Archive pour la catégorie ‘‘Ndrangheta, mafia calabraise’
Piratage d’appels d’offre en Calabre
Le 17 juin 2008, les carabiniers de Reggio en Calabre ont arrêté 33 personnes impliquées dans des opérations de piratage d’appels d’offres. Les ‘ndrines de la côte ionnienne, les familles mafieuses Morabito-Bruzzaniti-Palamara, Maisano et Vadalà, formaient un cartel. Avec la complicité de conseillers municipaux et de fonctionnaires, elles obtenaient des marchés publics. La répartition, qui concernait aussi la construction d’une école à Bova Marina, a été décidée au cours d’une réunion au sommet des différentes ‘ndrines. Les enquêtes dilligentées par la magistrature ont révélé que tous les travaux destinés à la modernisation de la route nationale 106 avaient fait l’objet d’un accord entre les clans. La magistrature a démontré que lorsque le cartel n’avaient pas obtenu un appel d’offre, il faisait en sorte d’obtenir les contrats de sous-traitance. A des prix exorbitants, les ‘ndrines imposaient leurs sociétés pour accomplir les opérations de terrassement et le transport des matériaux de construction. Par ailleurs, ils fournissaient du ciment de très mauvaise qualité et gonflaient les factures. Enfin, ils imposaient l’embauche de personnes liées aux clans. Le piratage des appels d’off’res permet aux mafias de s’enrichir, de blanchir l’argent provennant des trafic illégaux et de contrôler le territoire.

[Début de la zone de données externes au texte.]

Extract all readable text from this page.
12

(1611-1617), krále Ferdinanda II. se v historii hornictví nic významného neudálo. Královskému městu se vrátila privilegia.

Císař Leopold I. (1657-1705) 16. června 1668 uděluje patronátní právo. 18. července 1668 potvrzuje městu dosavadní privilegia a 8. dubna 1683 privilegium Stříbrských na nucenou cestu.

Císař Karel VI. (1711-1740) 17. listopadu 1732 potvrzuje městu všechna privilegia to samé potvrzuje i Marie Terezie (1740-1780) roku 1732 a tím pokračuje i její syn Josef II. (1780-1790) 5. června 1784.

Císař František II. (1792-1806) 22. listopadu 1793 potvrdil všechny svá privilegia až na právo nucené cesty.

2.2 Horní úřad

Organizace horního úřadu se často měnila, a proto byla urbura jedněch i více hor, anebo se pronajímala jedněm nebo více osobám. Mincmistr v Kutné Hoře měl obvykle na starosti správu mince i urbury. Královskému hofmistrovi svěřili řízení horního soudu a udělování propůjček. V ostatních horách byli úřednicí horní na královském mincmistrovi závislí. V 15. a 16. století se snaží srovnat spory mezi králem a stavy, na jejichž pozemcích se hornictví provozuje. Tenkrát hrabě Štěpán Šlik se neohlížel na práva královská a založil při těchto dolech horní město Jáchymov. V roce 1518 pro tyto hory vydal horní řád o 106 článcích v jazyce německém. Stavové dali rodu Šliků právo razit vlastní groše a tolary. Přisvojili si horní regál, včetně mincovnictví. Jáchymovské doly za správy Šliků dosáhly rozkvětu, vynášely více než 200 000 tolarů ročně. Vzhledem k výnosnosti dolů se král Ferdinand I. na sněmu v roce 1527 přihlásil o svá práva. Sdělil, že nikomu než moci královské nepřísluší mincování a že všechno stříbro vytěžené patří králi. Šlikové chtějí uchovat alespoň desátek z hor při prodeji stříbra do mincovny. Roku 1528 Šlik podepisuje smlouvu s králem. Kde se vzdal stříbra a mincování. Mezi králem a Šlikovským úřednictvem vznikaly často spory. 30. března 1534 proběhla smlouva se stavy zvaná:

En Italie, la magistrature et les forces de l’ordre accomplissent un travail énorme. Au lieu d’envoyer l’armée, comme le préconise le gouvernement actuel, le doublement des effectifs des magistrats instructeurs en Calabre serait un bon début.
Opération Anaconda
Le 11 juin 2008, les carabiniers de Cosenza ont arrêté 32 personnes liées à la ‘ndrine Cicero. La police attribue le meurtre d’Angelo Cerminera survenu le 4 octobre 2004 à cette famille mafieuse calabraise. La victime a été, en réalité, assassinée à la manière mafieuse dite de la « lupara biancha », c-à-d que les autorités ne retrouvent jamais le cadavre.
La ‘ndrine Cicero avait une base logistique en Espagne et elle a constitué un cartel mafieux avec les autres ‘ndrines de Cosenza : les Patitucci, les Bella-Bella et les Lanzino-Purna.

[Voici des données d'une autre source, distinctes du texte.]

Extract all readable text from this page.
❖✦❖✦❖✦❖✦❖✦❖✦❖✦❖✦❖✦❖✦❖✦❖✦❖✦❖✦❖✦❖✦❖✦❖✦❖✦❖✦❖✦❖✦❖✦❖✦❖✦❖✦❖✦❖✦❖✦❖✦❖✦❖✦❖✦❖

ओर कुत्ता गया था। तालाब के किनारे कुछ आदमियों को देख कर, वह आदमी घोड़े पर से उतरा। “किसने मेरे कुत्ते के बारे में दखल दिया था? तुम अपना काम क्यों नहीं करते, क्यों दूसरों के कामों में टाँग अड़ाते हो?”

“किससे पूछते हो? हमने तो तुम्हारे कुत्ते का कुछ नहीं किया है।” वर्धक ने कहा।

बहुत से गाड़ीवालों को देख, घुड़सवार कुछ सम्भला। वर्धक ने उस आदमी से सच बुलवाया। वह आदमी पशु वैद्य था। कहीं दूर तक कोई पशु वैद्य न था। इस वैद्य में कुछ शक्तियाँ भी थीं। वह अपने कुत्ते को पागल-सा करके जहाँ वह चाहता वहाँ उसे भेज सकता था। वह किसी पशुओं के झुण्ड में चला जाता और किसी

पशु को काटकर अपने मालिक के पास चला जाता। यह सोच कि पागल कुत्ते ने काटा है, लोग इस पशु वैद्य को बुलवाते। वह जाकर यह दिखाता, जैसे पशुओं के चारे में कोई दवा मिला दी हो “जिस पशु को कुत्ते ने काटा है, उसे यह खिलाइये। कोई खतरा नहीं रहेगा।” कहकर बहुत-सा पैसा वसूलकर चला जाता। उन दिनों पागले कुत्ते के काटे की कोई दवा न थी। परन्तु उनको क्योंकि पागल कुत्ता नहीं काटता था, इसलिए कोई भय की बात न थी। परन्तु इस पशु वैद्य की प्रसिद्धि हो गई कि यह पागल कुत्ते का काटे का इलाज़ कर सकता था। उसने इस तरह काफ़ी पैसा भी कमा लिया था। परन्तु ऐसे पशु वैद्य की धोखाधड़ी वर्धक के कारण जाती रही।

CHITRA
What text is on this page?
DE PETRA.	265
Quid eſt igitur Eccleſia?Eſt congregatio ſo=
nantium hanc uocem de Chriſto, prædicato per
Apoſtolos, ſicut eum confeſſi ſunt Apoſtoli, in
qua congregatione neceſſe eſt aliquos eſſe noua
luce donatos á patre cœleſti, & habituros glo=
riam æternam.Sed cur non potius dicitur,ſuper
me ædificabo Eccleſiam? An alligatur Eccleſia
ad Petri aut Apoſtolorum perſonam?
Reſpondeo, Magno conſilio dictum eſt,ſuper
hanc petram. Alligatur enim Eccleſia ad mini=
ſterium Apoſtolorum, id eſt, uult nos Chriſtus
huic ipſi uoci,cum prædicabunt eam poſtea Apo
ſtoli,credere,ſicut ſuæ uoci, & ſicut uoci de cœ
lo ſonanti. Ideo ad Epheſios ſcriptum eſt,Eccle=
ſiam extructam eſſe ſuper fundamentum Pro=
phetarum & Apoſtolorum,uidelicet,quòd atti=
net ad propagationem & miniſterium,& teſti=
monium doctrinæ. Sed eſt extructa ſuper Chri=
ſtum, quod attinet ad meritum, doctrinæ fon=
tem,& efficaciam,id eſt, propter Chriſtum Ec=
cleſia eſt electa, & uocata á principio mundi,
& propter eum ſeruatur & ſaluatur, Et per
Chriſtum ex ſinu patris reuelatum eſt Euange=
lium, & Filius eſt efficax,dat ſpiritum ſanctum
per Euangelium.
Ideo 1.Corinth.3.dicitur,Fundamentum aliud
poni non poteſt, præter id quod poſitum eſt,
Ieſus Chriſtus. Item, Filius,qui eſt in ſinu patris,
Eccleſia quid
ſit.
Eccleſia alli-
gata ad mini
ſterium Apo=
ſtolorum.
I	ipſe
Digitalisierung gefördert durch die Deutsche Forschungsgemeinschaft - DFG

Les carabiniers ont mis fin à un vaste réseau de distribution de drogue et aux opérations de blanchiment qui découlent de ce genre de trafic. Ils ont, par ailleurs, saisi un complexe résidentiel, une discothèque ainsi qu’un magasin de matériaux de construction.
Enfin, cette famille mafieuse calabraise avait mis sur pied une banque occulte. Les militaires ont mis en évidence une trentaine de crédits usuriers ouverts au dépend d’entrepreneurs de la région. C’est la raison pour laquelle les carabiniers ont appelé leur opération « Anaconda », ce serpent géant qui étouffe ses proies à l’image des débiteurs qui sont étouffés par les dettes. Les prêts usuriers rapportent quatre milliards d’euros par an à la ‘Ndrangheta. Celle-ci est la première banque des chefs d’entreprise calabrais !
Antonino, 3 ans : victime « collatérale »
Vendredi 6 juin 2008, deux personnes circulent sur un scooter dans les rues de Melito Porto Salvo en Calabre. Le passager sort un pistolet de calibre 7,65 mm et tire deux coups de feu dans la direction d’un cycliste. Celui-ci réagit en lançant son vélo sur ses agresseurs qui prennent la fuite.
La victime, Francesco Borrello, 50 ans, a reçu une balle dans la jambe et ses jours ne sont pas en danger. Francesco Borrello est un repris de justice. Il venait de sortir de prison. En 2004, il avait tué deux personnes. La justice l’avait condamné à 16 ans de prison selon une procédure abrégée, ce qui veut dire que l’accusé avait reconnu les faits pour obtenir une peine plus légère. Par la suite, la Cour d’assise d’appel avait réduit la peine à trois ans et quatre mois lui reconnaissant la circonstance atténuante de la légitime défense.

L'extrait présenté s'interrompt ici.